ZFIN ID: ZDB-PUB-140513-73
Extracellular H(+) induces Ca (2+) signals in respiratory chemoreceptors of zebrafish
Abdallah, S.J., Jonz, M.G., Perry, S.F.
Date: 2015
Source: Pflugers Archiv : European journal of physiology   467(2): 399-413 (Journal)
Registered Authors: Jonz, Michael G., Perry, Steve F.
Keywords: none
MeSH Terms:
  • Animals
  • Calcium Signaling*
  • Cells, Cultured
  • Chemoreceptor Cells/metabolism*
  • Chemoreceptor Cells/physiology
  • Gills/cytology
  • Gills/physiology
  • Hypercapnia/metabolism*
  • Protons*
  • Respiration*
  • Zebrafish
PubMed: 24770973 Full text @ Pflügers Archiv. / Eur. J. Physiol.

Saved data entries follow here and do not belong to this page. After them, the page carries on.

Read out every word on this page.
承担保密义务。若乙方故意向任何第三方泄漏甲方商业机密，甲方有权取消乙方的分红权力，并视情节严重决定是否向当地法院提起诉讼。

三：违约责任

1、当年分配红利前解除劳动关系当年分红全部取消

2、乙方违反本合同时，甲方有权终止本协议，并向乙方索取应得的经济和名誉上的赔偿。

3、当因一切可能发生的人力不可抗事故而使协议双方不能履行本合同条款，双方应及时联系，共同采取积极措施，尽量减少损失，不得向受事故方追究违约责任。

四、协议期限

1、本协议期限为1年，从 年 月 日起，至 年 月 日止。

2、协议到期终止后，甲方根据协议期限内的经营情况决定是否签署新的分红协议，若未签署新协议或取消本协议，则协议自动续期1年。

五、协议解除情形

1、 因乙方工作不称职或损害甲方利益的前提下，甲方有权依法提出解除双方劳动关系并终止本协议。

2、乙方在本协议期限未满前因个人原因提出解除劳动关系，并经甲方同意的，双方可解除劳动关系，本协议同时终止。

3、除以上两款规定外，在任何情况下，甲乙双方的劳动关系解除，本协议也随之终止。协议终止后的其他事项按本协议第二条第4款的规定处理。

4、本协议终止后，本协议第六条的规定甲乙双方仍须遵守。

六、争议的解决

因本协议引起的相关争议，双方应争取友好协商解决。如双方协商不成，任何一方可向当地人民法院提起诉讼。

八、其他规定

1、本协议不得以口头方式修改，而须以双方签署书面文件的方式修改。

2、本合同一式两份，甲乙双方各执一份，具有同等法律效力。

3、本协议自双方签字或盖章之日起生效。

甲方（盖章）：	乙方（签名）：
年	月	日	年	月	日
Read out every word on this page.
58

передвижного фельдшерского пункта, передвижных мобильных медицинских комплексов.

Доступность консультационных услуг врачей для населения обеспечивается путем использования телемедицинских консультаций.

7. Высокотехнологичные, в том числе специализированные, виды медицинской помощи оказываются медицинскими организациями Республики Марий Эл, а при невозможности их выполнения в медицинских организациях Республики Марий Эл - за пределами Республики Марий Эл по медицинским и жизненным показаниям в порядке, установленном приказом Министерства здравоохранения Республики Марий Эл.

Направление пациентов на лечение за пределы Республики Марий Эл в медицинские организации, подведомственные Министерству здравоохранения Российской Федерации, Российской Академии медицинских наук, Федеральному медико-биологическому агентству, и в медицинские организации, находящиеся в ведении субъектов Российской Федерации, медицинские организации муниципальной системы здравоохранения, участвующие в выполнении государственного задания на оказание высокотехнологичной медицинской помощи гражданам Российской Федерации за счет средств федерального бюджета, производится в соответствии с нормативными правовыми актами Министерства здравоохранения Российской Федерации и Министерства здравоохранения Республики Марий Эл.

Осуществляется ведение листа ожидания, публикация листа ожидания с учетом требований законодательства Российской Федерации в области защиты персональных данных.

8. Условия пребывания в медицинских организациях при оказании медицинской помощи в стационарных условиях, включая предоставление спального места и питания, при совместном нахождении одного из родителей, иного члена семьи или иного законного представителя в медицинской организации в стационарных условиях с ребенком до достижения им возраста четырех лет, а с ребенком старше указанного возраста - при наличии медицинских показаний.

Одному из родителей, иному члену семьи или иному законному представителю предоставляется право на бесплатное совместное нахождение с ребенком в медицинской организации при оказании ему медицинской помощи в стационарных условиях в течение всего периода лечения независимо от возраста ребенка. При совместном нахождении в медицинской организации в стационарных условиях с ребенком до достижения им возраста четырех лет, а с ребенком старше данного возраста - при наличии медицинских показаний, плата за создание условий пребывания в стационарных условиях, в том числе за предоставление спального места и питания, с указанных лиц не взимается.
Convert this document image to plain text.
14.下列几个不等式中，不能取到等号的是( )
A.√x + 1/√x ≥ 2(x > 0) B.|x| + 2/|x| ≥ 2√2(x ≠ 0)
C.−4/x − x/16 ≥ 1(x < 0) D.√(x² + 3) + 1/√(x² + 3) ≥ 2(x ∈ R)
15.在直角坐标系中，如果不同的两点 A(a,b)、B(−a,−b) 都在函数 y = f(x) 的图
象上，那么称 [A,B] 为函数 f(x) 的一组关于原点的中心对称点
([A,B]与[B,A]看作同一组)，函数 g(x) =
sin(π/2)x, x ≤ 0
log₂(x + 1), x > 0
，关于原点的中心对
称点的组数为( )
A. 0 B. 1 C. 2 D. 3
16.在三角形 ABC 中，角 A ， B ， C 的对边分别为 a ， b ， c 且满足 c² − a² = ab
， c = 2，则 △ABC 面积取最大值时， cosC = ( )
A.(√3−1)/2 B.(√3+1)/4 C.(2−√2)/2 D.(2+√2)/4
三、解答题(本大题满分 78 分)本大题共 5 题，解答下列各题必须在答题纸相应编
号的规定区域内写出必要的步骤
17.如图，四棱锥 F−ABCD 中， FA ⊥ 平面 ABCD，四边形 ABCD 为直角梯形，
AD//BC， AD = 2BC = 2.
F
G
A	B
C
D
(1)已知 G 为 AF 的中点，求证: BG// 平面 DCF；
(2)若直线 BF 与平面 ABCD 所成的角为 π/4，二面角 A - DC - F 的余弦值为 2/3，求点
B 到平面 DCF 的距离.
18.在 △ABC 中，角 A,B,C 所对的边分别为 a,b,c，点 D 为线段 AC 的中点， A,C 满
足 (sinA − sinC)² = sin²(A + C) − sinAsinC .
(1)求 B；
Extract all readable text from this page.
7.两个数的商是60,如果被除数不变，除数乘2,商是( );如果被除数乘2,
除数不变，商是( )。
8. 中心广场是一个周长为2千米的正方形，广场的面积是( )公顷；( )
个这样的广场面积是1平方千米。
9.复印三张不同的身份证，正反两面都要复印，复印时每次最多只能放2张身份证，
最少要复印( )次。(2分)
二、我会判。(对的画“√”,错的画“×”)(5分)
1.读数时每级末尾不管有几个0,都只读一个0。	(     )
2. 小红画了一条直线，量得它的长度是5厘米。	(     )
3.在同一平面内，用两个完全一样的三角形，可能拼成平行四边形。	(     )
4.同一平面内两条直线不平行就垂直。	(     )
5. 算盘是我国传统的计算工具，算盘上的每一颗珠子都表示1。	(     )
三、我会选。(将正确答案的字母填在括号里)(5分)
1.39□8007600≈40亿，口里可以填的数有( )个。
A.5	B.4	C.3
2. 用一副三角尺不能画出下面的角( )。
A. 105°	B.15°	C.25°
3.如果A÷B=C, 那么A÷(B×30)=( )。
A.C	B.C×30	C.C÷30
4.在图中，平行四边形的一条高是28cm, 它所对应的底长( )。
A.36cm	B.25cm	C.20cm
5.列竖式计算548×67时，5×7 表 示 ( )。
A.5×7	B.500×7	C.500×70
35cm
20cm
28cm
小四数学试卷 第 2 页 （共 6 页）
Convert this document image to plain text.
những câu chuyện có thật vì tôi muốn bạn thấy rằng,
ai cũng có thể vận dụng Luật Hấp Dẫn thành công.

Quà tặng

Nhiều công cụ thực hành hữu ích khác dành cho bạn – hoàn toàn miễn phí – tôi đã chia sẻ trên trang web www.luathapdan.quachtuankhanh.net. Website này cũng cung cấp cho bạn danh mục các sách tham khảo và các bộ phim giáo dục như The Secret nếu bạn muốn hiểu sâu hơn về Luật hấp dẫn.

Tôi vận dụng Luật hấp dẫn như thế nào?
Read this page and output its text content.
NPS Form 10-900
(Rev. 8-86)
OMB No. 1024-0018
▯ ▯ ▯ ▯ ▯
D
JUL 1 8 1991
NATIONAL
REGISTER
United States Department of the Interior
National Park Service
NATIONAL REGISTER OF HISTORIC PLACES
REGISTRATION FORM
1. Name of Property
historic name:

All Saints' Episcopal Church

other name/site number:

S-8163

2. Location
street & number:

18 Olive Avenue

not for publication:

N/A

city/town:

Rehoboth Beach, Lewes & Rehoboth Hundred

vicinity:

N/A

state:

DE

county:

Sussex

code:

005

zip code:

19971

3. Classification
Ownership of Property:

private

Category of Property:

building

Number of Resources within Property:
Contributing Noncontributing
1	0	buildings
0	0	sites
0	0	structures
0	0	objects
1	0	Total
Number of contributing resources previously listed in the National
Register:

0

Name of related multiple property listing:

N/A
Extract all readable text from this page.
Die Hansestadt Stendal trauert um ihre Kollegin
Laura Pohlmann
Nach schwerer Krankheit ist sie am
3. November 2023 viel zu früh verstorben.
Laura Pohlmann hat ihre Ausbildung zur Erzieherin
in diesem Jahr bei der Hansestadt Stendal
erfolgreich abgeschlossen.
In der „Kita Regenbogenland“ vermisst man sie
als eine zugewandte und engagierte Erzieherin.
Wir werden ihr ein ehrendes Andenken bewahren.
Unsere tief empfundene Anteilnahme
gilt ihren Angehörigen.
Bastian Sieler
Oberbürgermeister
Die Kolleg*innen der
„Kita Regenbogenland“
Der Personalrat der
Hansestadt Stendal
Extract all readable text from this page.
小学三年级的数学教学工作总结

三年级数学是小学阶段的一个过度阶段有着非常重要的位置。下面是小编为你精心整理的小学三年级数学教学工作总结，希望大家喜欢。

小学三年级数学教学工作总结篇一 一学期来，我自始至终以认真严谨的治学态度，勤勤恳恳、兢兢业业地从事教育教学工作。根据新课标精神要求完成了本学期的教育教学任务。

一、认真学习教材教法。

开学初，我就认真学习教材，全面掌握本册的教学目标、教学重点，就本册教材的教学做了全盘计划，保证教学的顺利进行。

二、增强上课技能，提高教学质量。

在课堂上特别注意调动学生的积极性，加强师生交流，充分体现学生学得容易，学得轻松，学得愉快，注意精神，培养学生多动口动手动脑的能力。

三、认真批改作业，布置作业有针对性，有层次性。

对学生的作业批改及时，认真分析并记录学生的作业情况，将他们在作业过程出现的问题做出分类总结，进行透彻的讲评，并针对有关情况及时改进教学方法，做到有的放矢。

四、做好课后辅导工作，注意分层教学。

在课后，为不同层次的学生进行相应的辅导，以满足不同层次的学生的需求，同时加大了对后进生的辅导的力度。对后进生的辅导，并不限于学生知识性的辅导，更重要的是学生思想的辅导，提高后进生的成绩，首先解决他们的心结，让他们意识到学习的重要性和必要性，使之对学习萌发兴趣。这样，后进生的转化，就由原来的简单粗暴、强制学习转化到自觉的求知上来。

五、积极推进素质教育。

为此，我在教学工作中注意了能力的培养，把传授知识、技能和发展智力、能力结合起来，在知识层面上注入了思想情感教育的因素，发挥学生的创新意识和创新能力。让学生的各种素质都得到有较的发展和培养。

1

Neuroepithelial cells (NECs) of the fish gill are respiratory chemoreceptors that detect changes in O2 and CO2/H(+) and are homologous to type I cells of the mammalian carotid body. In zebrafish (Danio rerio), stimulation of NECs by hypoxia or hypercapnia initiates inhibition of K(+) channels and subsequent membrane depolarisation. The goal of the present study was to further elucidate, in zebrafish NECs, the signalling pathways that underlie CO2/H(+) sensing and generate intracellular Ca(2+) ([Ca(2+)]i) signals. Breathing frequency was elevated maximally in fish exposed to 5 % CO2 (~37.5 mmHg). Measurement of [Ca(2+)]i in isolated NECs using Fura-2 imaging indicated that [Ca(2+)]i increased in response to acidic hypercapnia (5 % CO2, pH 6.6) and isocapnic acidosis (normocapnia, pH 6.6), but not to isohydric hypercapnia (5 % CO2, pH 7.6). Measurement of intracellular pH (pHi) using BCECF demonstrated a rapid decrease in pHi in response to acidic and isohydric hypercapnia, while isocapnic acidosis produced a smaller change in pHi. Intracellular acidification was reduced by the carbonic anhydrase inhibitor, acetazolamide, without affecting [Ca(2+)]i responses. Moreover, intracellular acidification using acetate (at constant extracellular pH) was without effect on [Ca(2+)]i. The acid-induced increase in [Ca(2+)]i persisted in the absence of extracellular Ca(2+) and was unaffected by Ca(2+) channel blockers (Cd(2+), Ni(2+) or nifedipine). The results of this study demonstrate that, unlike type I cells, extracellular H(+) is critical to the hypercapnia-induced increase in [Ca(2+)]i in NECs. The increase in [Ca(2+)]i occurs independently of pHi and appears to originate primarily from Ca(2+) derived from intracellular stores.